Transcriptional analysis of the Genes Encoding the DAPs in Guard Cells
The utility of using enriched stomatal guard cells is to correlate guard cell molecular changes to the salt stress-induced stomatal movement. Here we focused on 16 DAPs potentially involved in stress response and stomatal movement. Five proteins were identified in both the 200 mM NaCl and 400 mM NaCl samples (i.e., glycine-rich cell wall structural protein-like, non-specific lipid-transfer protein , translation initiation factor IF-3 , ATP-dependent Clp protease proteolytic subunit and glycine-rich RNA-binding protein RZ1A), 5 were identified only in the 200 mM NaCl samples (i.e., DUF642, protein aspartic protease in guard cell 1, temperature-induced lipocalin, salt tolerance protein 5 and UPF0603 protein), and 6 were identified only in the 400 mM NaCl samples (i.e., salinity-induced protein, jasmonate-induced protein homolog, salt tolerance protein 6, cation/calcium exchanger 5, fasciclin-like arabinogalactan protein 10 and V-type proton ATPase subunit G).
To compare and contrast the changes at the transcription level and protein level of the 16 DAPs, we analyzed their transcription level changes using real-time PCR (Figure 7).
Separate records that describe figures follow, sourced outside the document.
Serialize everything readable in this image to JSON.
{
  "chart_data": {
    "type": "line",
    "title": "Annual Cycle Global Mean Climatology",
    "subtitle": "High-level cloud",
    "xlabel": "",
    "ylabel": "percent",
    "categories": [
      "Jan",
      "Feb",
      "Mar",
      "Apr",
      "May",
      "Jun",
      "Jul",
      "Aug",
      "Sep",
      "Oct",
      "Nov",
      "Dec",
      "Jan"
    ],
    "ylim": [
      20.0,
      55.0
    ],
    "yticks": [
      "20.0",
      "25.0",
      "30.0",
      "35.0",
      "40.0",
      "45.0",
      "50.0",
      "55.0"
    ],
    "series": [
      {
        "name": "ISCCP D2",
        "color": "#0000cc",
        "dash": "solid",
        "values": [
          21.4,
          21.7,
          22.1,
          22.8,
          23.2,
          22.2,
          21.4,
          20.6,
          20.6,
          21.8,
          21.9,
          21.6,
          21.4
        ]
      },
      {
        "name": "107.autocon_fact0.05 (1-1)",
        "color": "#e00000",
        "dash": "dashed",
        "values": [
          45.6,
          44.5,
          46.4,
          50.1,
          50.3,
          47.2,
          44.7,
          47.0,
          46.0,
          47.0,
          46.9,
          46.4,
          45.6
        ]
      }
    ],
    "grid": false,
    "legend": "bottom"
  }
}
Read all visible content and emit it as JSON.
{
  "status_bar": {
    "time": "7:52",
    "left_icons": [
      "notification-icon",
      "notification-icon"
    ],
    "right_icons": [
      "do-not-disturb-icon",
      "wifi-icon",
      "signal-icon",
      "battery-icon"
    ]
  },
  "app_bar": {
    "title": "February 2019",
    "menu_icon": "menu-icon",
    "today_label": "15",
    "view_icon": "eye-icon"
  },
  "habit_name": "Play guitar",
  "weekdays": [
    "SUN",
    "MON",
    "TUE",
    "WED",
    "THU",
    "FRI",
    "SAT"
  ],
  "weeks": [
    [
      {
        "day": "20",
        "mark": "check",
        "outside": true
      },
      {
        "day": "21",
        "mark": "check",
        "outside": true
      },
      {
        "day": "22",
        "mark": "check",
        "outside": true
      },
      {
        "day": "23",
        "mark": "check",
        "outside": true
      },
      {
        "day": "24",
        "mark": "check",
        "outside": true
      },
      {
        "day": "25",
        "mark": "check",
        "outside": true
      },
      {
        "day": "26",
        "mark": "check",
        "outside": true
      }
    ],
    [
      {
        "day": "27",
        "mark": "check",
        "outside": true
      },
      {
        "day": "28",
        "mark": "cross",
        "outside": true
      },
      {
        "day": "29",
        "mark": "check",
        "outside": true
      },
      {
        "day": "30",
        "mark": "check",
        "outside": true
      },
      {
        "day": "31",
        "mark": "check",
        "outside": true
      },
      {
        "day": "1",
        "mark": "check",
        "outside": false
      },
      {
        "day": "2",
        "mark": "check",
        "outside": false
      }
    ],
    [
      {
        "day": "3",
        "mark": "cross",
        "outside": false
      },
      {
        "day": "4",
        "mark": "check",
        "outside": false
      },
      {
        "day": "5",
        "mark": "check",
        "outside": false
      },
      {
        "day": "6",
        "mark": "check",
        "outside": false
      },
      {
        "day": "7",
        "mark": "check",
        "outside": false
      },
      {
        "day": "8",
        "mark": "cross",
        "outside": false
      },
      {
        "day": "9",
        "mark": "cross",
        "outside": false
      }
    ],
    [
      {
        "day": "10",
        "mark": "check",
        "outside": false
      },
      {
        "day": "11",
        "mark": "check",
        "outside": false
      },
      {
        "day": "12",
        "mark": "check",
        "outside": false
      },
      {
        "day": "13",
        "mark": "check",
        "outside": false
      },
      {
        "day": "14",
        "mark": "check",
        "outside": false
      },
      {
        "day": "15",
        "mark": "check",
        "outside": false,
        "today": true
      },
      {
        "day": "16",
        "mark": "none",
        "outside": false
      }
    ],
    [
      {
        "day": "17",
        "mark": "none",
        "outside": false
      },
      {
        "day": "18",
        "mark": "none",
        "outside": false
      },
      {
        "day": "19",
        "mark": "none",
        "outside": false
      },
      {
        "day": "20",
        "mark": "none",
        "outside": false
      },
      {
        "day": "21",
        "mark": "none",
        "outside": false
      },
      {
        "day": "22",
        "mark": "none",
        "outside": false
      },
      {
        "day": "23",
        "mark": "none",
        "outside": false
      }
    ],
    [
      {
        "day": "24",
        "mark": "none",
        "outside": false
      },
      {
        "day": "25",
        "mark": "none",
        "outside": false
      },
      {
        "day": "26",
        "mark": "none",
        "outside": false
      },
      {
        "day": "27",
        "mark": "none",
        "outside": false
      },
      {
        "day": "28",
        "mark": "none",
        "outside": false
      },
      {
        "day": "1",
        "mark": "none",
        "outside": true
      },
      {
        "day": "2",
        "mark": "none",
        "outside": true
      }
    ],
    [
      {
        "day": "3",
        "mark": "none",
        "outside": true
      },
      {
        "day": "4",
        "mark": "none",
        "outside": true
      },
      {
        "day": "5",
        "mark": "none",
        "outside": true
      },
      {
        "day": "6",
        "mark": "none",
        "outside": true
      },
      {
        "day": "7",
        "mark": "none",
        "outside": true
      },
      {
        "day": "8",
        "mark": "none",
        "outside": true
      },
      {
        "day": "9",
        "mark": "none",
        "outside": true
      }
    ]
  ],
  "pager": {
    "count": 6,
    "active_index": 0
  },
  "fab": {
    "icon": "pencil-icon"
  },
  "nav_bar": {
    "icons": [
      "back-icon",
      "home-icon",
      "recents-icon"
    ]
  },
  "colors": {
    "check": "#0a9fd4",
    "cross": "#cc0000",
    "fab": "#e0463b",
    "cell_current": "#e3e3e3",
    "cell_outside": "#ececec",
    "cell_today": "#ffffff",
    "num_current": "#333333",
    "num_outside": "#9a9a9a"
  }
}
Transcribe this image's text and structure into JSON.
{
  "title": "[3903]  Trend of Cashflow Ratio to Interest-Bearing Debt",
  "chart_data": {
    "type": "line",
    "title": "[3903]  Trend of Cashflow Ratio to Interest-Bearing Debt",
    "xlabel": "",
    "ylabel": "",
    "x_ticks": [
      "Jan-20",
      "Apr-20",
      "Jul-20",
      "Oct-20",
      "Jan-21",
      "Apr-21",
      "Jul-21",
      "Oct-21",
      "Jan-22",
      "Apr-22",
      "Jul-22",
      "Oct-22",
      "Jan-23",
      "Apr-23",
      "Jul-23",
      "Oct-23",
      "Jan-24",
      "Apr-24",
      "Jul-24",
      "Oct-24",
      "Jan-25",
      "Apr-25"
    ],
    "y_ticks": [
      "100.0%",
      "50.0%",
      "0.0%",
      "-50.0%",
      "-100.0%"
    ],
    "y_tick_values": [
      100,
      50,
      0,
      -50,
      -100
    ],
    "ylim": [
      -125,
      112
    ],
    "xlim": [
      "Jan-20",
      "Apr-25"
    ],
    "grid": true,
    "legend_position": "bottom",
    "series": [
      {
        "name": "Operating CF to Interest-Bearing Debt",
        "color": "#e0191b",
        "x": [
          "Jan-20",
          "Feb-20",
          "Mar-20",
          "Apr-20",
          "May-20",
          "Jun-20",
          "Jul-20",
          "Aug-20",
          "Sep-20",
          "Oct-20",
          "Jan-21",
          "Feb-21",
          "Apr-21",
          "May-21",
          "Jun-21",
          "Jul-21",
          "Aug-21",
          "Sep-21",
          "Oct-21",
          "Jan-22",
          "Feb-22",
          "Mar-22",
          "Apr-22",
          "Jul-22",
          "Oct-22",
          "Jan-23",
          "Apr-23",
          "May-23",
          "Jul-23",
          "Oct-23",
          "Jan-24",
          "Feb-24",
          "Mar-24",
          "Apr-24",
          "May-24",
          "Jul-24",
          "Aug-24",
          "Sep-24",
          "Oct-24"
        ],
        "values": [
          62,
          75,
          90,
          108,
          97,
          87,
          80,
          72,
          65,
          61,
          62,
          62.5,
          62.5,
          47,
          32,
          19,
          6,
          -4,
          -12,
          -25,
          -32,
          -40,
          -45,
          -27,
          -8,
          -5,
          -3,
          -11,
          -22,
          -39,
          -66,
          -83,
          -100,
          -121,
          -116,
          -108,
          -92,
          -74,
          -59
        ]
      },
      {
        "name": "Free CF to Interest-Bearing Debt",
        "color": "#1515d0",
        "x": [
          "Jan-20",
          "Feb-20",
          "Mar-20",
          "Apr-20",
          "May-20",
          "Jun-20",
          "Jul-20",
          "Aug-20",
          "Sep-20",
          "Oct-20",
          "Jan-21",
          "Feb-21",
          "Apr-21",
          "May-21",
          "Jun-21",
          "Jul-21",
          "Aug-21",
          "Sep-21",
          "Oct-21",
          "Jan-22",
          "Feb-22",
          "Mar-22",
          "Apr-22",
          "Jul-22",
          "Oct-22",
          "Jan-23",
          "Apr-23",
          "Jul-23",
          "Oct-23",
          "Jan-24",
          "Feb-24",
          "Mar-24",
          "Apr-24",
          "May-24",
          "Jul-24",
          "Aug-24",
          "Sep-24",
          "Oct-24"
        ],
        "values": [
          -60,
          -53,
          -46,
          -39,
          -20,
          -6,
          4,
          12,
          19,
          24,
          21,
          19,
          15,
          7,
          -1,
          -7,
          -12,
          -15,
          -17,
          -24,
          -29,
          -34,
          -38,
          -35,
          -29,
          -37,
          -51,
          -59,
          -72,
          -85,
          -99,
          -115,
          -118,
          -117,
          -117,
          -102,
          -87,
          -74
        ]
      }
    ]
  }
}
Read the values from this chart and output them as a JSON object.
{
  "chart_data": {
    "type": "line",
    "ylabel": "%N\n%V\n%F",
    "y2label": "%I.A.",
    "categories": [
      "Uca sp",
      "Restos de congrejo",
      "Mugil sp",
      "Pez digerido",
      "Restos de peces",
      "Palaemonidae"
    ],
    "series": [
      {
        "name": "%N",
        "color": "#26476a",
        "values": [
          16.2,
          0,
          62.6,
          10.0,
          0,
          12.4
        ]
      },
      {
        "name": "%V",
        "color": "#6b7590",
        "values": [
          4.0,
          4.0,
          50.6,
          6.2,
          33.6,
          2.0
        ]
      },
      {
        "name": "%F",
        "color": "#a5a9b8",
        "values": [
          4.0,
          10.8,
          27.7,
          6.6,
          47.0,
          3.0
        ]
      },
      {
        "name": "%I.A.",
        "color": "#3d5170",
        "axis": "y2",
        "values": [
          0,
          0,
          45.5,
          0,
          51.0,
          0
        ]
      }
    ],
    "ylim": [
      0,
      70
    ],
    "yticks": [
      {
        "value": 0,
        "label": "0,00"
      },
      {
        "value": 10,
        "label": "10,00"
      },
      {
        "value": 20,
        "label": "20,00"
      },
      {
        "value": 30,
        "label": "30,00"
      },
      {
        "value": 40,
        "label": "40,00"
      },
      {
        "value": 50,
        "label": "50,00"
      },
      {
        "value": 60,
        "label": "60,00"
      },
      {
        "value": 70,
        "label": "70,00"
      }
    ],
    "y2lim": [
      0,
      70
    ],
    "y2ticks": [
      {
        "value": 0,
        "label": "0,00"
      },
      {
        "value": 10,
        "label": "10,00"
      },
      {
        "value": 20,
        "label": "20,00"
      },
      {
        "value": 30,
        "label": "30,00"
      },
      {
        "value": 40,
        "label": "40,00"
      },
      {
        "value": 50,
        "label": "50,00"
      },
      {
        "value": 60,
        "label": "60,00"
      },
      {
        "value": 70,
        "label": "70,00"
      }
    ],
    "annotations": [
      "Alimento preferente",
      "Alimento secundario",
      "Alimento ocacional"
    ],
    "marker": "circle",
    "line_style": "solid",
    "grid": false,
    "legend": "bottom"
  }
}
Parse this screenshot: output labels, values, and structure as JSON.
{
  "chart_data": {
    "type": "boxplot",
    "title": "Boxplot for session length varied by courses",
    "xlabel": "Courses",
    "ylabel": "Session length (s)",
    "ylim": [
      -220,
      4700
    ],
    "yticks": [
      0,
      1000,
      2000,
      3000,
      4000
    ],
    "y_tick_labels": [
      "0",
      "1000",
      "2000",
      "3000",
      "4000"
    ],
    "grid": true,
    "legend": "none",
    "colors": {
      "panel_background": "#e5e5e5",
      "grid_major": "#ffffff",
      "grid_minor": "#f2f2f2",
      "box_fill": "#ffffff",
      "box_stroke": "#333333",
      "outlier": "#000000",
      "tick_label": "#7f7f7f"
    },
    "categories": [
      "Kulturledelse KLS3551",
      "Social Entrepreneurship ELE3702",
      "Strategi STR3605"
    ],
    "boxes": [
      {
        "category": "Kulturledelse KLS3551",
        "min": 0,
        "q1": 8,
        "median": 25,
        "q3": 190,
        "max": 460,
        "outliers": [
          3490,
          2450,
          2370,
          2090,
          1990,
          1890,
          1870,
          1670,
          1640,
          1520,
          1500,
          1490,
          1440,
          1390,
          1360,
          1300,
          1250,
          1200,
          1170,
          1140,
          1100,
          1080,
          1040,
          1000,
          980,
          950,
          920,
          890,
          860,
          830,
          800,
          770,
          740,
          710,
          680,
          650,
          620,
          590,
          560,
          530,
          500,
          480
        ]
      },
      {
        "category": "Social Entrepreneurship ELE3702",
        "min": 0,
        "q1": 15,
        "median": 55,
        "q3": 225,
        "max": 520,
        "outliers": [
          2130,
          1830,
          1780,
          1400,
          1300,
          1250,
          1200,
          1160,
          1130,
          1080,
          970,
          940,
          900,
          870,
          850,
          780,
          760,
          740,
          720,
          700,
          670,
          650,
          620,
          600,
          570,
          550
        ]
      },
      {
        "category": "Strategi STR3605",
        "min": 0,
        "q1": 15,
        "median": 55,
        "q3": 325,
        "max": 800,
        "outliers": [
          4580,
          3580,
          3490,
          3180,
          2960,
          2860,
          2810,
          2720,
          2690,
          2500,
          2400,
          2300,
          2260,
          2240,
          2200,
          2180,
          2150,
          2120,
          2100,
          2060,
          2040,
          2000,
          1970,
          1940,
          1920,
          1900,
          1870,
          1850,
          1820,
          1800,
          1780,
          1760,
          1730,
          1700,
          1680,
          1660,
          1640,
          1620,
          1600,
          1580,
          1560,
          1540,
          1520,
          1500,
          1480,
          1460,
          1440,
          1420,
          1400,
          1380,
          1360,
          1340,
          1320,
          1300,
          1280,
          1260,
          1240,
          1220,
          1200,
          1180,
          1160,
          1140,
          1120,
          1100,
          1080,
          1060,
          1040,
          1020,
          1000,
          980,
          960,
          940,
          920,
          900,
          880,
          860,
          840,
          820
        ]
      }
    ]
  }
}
Among the 10 DAPs under 200 mM NaCl treatment, the transcriptional levels of 7 genes were consistent with the corresponding protein level trend. The aspartic protease in guard cell 1, salt tolerance protein 5 and UPF0603 protein displayed different transcriptional changes from the corresponding protein level changes. Under the 400 mM NaCl treatment, among the 11 DAPs, 6 genes showed transcriptional changes inconsistent with the corresponding protein level changes. The inconsistency between the changes at the transcriptional level and at the protein level may be attributed to differential stability of the molecules, as well as posttranscriptional and/or posttranslational modifications.